Goodo, Most of us never oil the inside of the barrel where the bullet travels. What ever you use to clean that inside part of your barrel with should be followed with dry cotton patches until they come out clean.
Yes, thank you hermano W.
Yes correct, I recall I cleaned it out with white towel or napkin until there was no more black when I first cleaned it.
yes, I cleaned the rifle per the owner manual and followed a gun on youtube who has the same rifle as me. It was farily easy.
This time I may drop the rifle off at Carter's Country and let them clean it for $80 and be done with it.
Paying $80 to clean a rifle is nuts. It can be as easy as spaying foam bore cleaner like Gunslick down the barrel, letting it sit an hour and then pulling patches through the bore until they come out clean.
Hopefully it's not too insulting to you Goodo, but I've seen a bunch of dudes in Houston who do these sorts of things. From $80 cleanings to $50-80 bore sighting and paying for all sorts of gun services that seem like one can don themselves. There is a prevailing "weekend warrior" culture that seems to like owning and talking about guns than shooting and getting familiar with them.
Goodo, I'd take that $80 and get a bore guide, a one piece rod (as in the ones that do NOT required assembly from 3 pieces), the appropriate cleaning jag and the solvent mentioned before gunslick.

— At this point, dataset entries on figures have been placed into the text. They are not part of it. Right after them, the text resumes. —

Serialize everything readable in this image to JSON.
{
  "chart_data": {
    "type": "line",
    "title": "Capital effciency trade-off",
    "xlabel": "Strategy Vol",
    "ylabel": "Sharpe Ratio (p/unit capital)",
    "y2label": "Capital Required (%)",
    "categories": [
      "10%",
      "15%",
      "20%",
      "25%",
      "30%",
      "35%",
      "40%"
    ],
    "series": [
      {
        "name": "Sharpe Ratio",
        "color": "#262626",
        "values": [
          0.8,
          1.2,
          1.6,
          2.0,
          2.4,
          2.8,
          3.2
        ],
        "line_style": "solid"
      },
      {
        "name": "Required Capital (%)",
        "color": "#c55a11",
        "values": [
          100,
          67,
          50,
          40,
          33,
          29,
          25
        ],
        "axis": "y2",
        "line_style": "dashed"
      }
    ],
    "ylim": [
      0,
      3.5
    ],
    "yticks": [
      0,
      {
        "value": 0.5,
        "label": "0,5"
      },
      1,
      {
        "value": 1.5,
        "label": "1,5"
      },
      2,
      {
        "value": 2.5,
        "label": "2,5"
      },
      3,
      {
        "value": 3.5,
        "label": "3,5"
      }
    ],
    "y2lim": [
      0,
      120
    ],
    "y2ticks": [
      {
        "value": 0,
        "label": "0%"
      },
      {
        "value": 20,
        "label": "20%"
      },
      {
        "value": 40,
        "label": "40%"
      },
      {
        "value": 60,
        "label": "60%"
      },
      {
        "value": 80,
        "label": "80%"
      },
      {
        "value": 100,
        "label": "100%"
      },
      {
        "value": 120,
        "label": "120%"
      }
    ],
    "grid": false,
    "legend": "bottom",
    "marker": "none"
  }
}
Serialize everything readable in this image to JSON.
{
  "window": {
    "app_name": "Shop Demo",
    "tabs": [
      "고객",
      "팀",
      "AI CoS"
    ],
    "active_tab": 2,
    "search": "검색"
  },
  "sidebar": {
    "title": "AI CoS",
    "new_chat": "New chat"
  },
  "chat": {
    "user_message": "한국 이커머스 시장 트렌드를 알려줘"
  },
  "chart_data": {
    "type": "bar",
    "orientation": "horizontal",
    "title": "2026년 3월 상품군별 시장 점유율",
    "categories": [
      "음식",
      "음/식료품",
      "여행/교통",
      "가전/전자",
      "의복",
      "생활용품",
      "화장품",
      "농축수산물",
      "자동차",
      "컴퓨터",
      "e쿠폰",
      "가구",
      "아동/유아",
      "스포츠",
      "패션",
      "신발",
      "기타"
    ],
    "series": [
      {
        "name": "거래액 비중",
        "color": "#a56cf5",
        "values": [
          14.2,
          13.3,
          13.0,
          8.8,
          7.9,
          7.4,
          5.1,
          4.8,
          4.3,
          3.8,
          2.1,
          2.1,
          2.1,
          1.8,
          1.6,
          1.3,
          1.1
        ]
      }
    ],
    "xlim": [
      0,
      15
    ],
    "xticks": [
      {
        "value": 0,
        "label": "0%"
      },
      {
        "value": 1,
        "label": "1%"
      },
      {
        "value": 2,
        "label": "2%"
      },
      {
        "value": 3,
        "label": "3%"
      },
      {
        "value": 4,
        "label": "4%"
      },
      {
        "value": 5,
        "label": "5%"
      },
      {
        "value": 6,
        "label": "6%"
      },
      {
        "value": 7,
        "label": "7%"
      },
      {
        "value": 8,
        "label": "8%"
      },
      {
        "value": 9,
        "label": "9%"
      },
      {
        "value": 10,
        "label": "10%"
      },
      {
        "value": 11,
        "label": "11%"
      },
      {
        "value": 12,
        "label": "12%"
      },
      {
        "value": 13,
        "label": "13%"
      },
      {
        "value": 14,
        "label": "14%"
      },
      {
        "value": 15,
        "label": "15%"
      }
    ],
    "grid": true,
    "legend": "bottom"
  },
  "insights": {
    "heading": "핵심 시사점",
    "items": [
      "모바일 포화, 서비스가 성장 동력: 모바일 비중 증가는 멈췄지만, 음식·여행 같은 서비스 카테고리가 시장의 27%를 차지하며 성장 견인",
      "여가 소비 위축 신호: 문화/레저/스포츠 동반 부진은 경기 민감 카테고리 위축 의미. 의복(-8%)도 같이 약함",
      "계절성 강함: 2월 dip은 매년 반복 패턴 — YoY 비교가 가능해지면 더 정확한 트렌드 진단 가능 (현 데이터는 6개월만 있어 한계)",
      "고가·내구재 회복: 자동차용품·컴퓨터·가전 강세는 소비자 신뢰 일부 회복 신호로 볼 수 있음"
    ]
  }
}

Foaming products like these are fairly simple to use. Just spray some from the back/breach end of the barrel (trying not to get any inside the receiver), letting it sit in there however long it says and then running pathces until youget one that comes out clean.
https://opticsandammo.com/product/gunslick-foaming-bore-cleaner-12oz-mfg-92098/ bore guides are important and totally worth the initial, small investment. It ensures that then you shove the cleaning rod into the barrel, that it is centralized.